Nada contra as espécies exóticas em si, afinal temos as florestas mais produtivas do mundo (vol/ha/ano) e em grande parte certificadas pelo FSC, o mais rigoroso padrão internacional de manejo de florestas. Mas realmente chama atenção que, com tamanha diversidade de espécies, a silvicultura destas espécies nativas é pouquíssimo desenvolvida, difundida, investida e praticada no Brasil.
Recentemente, um programa rural na TV apresentava o plantio promissor de mogno africano, que, entre outras vantagens, teria o fato de não ser nativa do Brasil e, portanto, não apresentava problemas com a legislação ambiental.
Na região Sul, é comum ver agricultores arrancando mudas de araucária que nascem em suas propriedades para não ter problemas com os órgãos ambientais depois que a árvore cresce.
Nas palavras de um agricultor em Goiás: “Plantar árvore nativa, mesmo que se possa cortar, é arranjar encrenca na certa.

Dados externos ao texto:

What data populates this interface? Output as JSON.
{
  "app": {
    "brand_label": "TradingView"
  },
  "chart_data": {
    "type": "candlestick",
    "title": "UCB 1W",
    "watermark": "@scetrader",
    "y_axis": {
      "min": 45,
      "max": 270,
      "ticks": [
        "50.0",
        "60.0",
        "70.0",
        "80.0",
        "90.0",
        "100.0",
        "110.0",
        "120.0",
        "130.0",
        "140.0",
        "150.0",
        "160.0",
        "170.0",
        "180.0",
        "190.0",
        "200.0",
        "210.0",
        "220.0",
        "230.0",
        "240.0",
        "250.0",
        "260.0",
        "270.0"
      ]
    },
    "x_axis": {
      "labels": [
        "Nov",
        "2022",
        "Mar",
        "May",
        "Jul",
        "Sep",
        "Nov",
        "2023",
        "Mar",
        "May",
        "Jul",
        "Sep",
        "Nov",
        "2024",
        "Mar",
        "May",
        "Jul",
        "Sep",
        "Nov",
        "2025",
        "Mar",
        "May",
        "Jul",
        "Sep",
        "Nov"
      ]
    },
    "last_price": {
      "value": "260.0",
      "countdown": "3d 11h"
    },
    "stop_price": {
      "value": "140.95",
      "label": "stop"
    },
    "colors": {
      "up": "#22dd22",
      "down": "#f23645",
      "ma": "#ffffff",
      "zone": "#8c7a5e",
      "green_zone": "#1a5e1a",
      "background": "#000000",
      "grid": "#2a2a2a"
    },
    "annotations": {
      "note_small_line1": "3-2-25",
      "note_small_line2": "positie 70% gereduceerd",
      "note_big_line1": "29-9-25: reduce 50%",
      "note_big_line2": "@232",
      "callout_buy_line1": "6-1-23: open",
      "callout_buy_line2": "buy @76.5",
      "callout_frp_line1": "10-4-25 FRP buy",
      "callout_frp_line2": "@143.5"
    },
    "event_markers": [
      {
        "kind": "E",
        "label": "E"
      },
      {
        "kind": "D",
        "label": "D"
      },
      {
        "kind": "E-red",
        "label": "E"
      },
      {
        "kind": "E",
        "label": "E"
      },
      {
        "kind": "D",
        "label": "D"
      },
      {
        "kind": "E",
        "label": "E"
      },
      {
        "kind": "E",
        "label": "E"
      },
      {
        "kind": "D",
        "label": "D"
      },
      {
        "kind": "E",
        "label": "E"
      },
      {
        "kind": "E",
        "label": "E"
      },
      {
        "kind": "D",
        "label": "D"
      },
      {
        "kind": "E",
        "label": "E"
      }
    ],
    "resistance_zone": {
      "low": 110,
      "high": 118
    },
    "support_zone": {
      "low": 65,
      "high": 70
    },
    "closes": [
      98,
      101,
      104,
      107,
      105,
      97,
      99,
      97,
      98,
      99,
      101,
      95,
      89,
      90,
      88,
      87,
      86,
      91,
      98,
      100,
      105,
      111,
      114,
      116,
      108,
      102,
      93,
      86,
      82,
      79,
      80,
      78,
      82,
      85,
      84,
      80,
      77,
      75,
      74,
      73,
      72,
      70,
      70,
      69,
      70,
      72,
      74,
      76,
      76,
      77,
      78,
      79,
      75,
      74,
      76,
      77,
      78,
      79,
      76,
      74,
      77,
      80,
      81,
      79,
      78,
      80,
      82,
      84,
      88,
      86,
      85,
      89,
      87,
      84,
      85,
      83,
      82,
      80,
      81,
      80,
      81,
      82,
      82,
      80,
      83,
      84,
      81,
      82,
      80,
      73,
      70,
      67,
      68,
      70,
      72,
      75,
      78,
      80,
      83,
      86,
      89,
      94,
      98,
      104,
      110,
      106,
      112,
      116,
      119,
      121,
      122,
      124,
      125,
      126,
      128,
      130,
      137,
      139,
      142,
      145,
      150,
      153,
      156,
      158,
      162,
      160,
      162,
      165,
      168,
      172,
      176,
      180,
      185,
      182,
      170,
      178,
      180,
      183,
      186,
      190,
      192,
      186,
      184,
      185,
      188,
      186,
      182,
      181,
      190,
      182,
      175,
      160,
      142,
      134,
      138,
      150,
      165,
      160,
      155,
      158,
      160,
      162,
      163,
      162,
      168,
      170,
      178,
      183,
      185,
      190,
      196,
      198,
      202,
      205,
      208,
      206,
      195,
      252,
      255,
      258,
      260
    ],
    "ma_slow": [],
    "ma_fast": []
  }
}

Melhor plantar milho ou criar gado, que, além das vantagens econômicas e dos incentivos, passa longe da burocracia com autorizações de plantio, corte e transporte.”
Ao longo do tempo a legislação brasileira foi incorporando uma série de controles com objetivo de proteger as florestas naturais e evitar sua exploração indiscriminada.
Para permitir se identificar a origem legal da madeira nativa criaram-se as autorizações de transporte de produtos florestais e os planos de manejo sustentável que são o instrumento de licenciamento da atividade florestal. Porém, ao longo do tempo, esses instrumentos se tornaram inibidores do investimento em plantio de espécies nativas.
É preciso uma revisão em toda regulamentação infralegal (decretos, portarias e instruções normativas) com foco em tornar o reflorestamento com espécies nativas e sua posterior colheita uma atividade absolutamente desburocratizada, efetivamente livre e incentivada com instrumentos de financiamento, pesquisa, capacitação, treinamento e extensão rural.
Este processo já pode começar com a regulamentação da Lei 12.651 — novo Código Florestal, já que a silvicultura de espécies nativas pode ser a principal atividade econômica para dar sustentação à urgente e necessária recuperação das áreas de reserva legal nas propriedade rurais.
É para hoje. Não tem por que esperar mais.